حَدَّثَنَا سُلَيْمَانُ بْنُ حَرْبٍ، قَالَ حَدَّثَنَا شُعْبَةُ، عَنْ قَتَادَةَ، عَنْ أَنَسٍ ـ رضى الله عنه ـ عَنِ النَّبِيِّ صلى الله عليه وسلم قَالَ ‏"‏ ثَلاَثٌ مَنْ كُنَّ فِيهِ وَجَدَ حَلاَوَةَ الإِيمَانِ مَنْ كَانَ اللَّهُ وَرَسُولُهُ أَحَبَّ إِلَيْهِ مِمَّا سِوَاهُمَا، وَمَنْ أَحَبَّ عَبْدًا لاَ يُحِبُّهُ إِلاَّ لِلَّهِ، وَمَنْ يَكْرَهُ أَنْ يَعُودَ فِي الْكُفْرِ بَعْدَ إِذْ أَنْقَذَهُ اللَّهُ، كَمَا يَكْرَهُ أَنْ يُلْقَى فِي النَّارِ ‏"‏‏.‏
Terjemahan
Riwayat Anas

Rasulullah (صلى الله عليه وسلم) bersabda, "Barangsiapa memiliki tiga sifat berikut akan merasakan manisnya iman:

1. Orang yang Allah dan Rasul-Nya menjadi lebih disayangi dari apa pun.

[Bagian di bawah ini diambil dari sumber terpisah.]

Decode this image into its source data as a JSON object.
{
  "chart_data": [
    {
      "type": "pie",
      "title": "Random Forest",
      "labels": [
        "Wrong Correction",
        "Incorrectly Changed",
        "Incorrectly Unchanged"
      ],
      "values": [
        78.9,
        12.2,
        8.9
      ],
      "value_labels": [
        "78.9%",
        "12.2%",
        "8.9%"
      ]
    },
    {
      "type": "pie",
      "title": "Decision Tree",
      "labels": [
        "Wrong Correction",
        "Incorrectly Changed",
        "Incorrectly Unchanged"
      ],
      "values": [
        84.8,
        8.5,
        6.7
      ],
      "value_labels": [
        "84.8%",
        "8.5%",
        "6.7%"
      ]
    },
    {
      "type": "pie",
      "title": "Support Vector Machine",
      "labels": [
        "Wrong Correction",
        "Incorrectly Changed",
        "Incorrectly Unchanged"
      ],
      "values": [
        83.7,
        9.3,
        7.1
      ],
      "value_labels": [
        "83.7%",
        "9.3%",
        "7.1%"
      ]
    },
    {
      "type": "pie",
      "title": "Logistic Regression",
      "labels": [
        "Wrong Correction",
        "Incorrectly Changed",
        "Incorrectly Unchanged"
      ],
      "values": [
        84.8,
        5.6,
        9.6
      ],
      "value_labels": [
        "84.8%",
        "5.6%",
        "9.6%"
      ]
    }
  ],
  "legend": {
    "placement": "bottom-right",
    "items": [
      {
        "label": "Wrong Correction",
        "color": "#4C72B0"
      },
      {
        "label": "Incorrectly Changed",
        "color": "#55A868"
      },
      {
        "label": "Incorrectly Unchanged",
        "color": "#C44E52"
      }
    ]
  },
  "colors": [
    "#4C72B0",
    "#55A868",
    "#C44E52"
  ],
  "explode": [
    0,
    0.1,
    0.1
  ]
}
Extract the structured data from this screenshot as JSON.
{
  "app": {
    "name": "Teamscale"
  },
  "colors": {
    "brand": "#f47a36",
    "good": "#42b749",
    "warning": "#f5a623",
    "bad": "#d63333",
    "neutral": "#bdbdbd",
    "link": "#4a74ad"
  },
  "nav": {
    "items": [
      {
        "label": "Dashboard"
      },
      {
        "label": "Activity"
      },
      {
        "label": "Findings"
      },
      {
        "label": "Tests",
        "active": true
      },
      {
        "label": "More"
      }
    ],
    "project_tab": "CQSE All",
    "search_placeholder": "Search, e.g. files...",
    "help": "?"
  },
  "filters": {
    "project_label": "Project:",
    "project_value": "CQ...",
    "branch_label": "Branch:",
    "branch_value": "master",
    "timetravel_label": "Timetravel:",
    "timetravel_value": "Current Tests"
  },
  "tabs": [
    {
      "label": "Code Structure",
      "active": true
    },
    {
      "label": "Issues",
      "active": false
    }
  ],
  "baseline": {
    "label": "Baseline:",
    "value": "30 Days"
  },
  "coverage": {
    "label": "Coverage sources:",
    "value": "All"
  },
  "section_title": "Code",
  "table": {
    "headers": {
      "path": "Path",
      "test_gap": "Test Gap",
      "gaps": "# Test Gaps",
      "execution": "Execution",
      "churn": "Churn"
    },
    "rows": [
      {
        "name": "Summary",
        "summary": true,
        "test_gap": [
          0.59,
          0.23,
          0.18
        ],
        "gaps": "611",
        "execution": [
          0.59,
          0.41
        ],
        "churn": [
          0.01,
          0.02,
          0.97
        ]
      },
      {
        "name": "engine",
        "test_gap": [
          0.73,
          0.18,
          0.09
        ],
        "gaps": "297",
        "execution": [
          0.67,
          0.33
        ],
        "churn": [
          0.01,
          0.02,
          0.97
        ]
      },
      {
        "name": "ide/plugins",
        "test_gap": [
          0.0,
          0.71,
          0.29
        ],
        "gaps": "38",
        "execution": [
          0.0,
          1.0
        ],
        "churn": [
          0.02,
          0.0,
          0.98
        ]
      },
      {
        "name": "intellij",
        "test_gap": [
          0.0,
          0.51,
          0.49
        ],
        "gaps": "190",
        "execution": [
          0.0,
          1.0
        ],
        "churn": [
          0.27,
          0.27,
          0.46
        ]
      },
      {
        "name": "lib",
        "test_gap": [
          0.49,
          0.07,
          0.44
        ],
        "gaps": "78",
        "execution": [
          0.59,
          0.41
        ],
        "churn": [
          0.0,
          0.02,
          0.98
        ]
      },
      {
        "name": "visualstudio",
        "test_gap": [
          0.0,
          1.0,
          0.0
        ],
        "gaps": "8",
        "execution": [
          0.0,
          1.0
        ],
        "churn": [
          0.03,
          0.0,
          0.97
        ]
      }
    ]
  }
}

2. Siapa yang mencintai seseorang dan dia mencintainya hanya demi Allah.

3. Siapa yang benci untuk kembali kepada (ateisme) setelah Allah membawa (menyelamatkan) dia keluar darinya, karena dia benci dilemparkan ke dalam api."

Comment

Inti Iman yang Manis

Hadis mulia ini dari Sahih al-Bukhari (21) menguraikan tiga kualitas mendasar yang memungkinkan seorang mukmin mengalami kelezatan sejati (hulw) dari iman. Kelezatan di sini merujuk pada kesenangan spiritual yang mendalam dan kepuasan yang datang dari iman yang sejati, membuat pengabdian agama secara alami menarik bagi jiwa.

Kualitas Pertama: Cinta Tertinggi kepada Allah dan Rasul-Nya

Kondisi utama mengharuskan Allah dan Nabi-Nya menjadi lebih dicintai oleh mukmin daripada semua keterikatan duniawi - termasuk kekayaan, keluarga, dan bahkan diri sendiri. Cinta ini terwujud melalui mengutamakan perintah ilahi di atas keinginan pribadi, mengikuti Sunnah dengan teliti, dan menemukan sukacita dalam ketaatan.

Para ulama menjelaskan cinta ini ditunjukkan dengan: mempelajari Al-Quran dan Hadis, sering mengingat Allah, meneladani karakter Nabi, dan merasakan sakit ketika batasan agama dilanggar.

Kualitas Kedua: Cinta Demi Allah

Ini merujuk pada membentuk ikatan persaudaraan murni untuk keridhaan Allah, tanpa motif duniawi seperti kekerabatan, suku, atau manfaat materi. Cinta seperti itu menciptakan hubungan khusus antara mukmin yang melampaui pertimbangan duniawi dan berakar pada iman yang sama.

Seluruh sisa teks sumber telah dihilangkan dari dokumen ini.